“Make a better profit on items you can control”
(This article first appeared in the April 2008 edition of Single Store Operator. Click here for the PDF version as it first appeared in the magazine.)
A new year is upon us and many within the c-store industry will be expecting better financial results in 2008 compared to the reduced fuel margins, high credit-card fees, and record-breaking gas prices that negatively impacted the industry over the last two years.
However, 2008 has opened ominously, with oil futures rising to $110 a barrel during the last month, marking the first time prices have reached that milestone. Soaring oil prices could further impact the c-store industry in the form of reduced fuel margins, and is also an indicator that things may get worse before the economy makes the eventual upward shift we’re all anticipating.
While this certainly does not paint a rosy profit outlook for the c-store industry, there are options available to help fight rising fees and increase the overall profit margin of your stores. For c-store owners and operators, it’s time to start looking inside the store to raise profits. While low gasoline prices ultimately drive traffic to your store, it’s in the sale of in-store items where the profits hide. I have conducted my own unofficial survey and determined that nearly 90 percent of the items sold inside c-stores are not pre-priced, meaning you as the owner or operator have control over setting your own prices.
Most consumers will shop around to purchase fuel at the lowest-priced marketer in town, sometimes driving several miles just to save a penny per gallon. For those consumers, that’s only about a 20-to-30-cent savings per fill-up. What’s interesting is that those same consumers don’t shop around to find the lowest priced soda, snack, coffee or other in-store sale items, which could easily be marked up to cover the diminishing margin at the pumps. Gas prices might be the curb appeal that gets consumers to your stores, but the price of items inside will ultimately make up for the loss you’ll experience due to high oil prices and credit-card fees.

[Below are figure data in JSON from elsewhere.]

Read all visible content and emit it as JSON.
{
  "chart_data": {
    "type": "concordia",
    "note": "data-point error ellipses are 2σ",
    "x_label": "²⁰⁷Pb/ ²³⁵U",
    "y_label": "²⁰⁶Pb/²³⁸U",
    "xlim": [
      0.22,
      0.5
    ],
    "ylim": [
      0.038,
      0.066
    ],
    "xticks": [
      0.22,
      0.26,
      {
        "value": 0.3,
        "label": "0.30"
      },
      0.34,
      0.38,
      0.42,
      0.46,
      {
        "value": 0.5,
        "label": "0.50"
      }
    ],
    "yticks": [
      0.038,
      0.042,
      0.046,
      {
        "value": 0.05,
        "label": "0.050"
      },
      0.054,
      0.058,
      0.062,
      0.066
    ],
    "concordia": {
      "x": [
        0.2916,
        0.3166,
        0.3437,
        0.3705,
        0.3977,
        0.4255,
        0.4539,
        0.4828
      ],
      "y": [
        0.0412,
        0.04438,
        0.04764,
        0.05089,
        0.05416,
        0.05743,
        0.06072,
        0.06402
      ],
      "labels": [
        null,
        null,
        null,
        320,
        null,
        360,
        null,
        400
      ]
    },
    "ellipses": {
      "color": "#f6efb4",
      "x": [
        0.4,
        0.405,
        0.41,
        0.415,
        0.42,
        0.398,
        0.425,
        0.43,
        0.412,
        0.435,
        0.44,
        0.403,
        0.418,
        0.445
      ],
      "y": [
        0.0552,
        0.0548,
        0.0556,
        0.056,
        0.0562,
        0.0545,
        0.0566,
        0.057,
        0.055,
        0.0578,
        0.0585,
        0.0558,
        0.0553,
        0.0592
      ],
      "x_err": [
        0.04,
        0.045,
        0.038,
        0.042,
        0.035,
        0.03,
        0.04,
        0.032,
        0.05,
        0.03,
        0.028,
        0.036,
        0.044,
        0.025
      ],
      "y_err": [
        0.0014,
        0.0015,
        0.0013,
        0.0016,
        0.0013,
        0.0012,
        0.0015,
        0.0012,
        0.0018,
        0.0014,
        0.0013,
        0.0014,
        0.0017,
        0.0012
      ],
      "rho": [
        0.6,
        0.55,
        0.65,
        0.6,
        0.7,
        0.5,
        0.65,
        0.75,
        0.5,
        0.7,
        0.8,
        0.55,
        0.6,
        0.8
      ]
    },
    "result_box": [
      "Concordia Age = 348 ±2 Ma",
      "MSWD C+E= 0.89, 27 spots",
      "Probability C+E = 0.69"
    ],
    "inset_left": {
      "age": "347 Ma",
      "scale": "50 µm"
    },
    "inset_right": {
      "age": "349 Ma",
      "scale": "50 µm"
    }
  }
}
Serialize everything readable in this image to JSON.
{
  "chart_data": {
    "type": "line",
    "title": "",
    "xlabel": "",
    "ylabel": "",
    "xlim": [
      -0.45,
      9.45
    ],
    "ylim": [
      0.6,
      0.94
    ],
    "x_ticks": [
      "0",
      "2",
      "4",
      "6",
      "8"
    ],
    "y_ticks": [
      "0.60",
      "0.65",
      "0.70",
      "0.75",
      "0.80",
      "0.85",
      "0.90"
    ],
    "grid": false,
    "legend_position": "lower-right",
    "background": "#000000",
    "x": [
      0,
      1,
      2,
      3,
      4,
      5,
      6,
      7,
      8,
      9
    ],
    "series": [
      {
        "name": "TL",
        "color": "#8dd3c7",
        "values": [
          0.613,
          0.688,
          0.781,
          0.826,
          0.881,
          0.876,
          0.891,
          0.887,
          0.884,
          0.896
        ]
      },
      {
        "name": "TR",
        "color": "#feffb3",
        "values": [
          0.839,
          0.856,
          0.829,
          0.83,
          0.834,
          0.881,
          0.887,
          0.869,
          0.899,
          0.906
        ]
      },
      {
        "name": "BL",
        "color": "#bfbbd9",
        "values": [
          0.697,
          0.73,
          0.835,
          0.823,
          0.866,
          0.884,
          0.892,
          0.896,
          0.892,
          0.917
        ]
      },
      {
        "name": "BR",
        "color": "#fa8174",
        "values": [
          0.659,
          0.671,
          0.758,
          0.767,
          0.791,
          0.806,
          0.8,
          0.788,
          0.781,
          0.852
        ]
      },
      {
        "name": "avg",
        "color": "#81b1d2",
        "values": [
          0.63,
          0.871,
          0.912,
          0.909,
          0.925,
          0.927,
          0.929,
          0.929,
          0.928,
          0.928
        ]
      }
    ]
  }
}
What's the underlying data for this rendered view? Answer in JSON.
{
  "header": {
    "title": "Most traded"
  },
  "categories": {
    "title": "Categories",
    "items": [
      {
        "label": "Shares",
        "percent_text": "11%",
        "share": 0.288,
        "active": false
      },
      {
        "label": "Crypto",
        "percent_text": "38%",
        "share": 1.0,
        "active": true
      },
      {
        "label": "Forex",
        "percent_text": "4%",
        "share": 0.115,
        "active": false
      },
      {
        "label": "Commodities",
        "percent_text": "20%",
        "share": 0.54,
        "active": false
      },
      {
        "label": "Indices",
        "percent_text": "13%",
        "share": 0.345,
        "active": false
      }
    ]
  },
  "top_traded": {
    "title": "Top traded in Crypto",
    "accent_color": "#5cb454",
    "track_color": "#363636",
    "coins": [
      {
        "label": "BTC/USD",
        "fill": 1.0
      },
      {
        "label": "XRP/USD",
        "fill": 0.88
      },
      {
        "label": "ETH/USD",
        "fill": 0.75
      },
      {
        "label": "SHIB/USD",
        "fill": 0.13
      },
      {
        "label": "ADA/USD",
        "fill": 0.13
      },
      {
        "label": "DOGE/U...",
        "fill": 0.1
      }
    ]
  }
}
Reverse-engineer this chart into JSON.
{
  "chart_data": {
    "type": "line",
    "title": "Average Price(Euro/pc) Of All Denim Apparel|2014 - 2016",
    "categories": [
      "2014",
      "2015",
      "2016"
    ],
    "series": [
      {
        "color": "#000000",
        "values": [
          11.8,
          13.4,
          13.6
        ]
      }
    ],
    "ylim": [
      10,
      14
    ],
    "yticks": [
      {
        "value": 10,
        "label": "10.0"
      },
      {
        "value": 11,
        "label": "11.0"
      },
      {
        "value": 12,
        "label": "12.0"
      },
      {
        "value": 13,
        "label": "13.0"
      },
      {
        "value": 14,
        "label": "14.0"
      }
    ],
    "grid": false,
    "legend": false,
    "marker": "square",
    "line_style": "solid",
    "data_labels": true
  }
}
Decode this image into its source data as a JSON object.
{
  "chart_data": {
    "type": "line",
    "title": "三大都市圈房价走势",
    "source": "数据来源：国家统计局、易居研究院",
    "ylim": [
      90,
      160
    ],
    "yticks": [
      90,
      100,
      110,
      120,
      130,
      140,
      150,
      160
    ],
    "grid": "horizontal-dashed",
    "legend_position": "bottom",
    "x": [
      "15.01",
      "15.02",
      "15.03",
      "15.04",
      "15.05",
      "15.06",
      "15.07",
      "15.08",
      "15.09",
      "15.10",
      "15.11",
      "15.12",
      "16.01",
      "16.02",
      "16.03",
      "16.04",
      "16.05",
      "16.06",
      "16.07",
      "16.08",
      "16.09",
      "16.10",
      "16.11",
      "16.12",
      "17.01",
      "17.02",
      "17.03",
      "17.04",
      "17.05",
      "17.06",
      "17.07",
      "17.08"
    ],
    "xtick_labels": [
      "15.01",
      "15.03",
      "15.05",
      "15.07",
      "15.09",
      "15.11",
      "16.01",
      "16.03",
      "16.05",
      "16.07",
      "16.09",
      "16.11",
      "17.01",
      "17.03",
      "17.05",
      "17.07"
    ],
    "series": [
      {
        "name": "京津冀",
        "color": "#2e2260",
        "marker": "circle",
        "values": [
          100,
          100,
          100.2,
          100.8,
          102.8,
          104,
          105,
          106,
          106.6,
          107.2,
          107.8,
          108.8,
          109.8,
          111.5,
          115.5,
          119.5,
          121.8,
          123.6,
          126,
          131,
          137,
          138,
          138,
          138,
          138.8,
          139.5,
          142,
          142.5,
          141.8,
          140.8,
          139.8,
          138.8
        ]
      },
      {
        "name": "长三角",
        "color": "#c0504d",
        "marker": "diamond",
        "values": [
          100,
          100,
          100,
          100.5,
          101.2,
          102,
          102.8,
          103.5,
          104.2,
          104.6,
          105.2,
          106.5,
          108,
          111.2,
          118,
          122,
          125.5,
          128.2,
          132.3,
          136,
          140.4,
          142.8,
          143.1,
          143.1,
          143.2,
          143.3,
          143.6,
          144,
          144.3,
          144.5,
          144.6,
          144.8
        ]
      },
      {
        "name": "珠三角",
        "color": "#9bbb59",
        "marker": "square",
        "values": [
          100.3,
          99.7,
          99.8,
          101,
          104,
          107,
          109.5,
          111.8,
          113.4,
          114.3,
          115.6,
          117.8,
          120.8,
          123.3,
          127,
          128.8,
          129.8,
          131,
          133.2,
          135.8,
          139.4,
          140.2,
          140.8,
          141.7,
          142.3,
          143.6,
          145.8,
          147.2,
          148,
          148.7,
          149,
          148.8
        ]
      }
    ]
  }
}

So where do you start when considering making those changes to your in-store items? It’s important to be accurately priced for your market. Therefore, I always advise my clients to know their competition as well as they know themselves. Consider the fact that you already survey your competition when it comes to fuel prices. Why not do a price comparison of frequently purchased items like sodas and snacks?
By performing a market basket survey, you might realize that you can raise candy prices by 15 cents and still beat your competitor. Conversely, you might find that your competitor has raised prices by 25 cents on soda and the consumer has not flinched.
Let’s not forget that your stores are called convenience stores for a reason. You’re not supposed to be the cheapest guy in town. However, consumers can’t beat your location, easy in-and-out access, and product selection. If people were searching for the best price on those items, they would be going to Wal-Mart or some other big-box retailer.
Once you’ve done your survey and have an idea about pricing, the next step is to market, or advertise, your in store items in order to bring people from the pump to the register. Simple signage on the front door, at the pump, and on the curb will remind consumers to stop inside the store for the $2 hot dog lunch specials.
In addition to adjusting prices, there are other options available to you that could boost that profit margin. You should also consider promoting a co-branded credit card or the use of debit cards, both of which carry much lower transaction fees than typical credit cards. In addition, monitor your stores and employees to be sure authorization is received for every transaction that occurs in-store and at the pump.
As an owner or operator, don’t get so caught up in the gas game outside the box that you forget there’s money to be made inside the box. Make the most of what you can control, inside the store, and beat the credit-card crunch.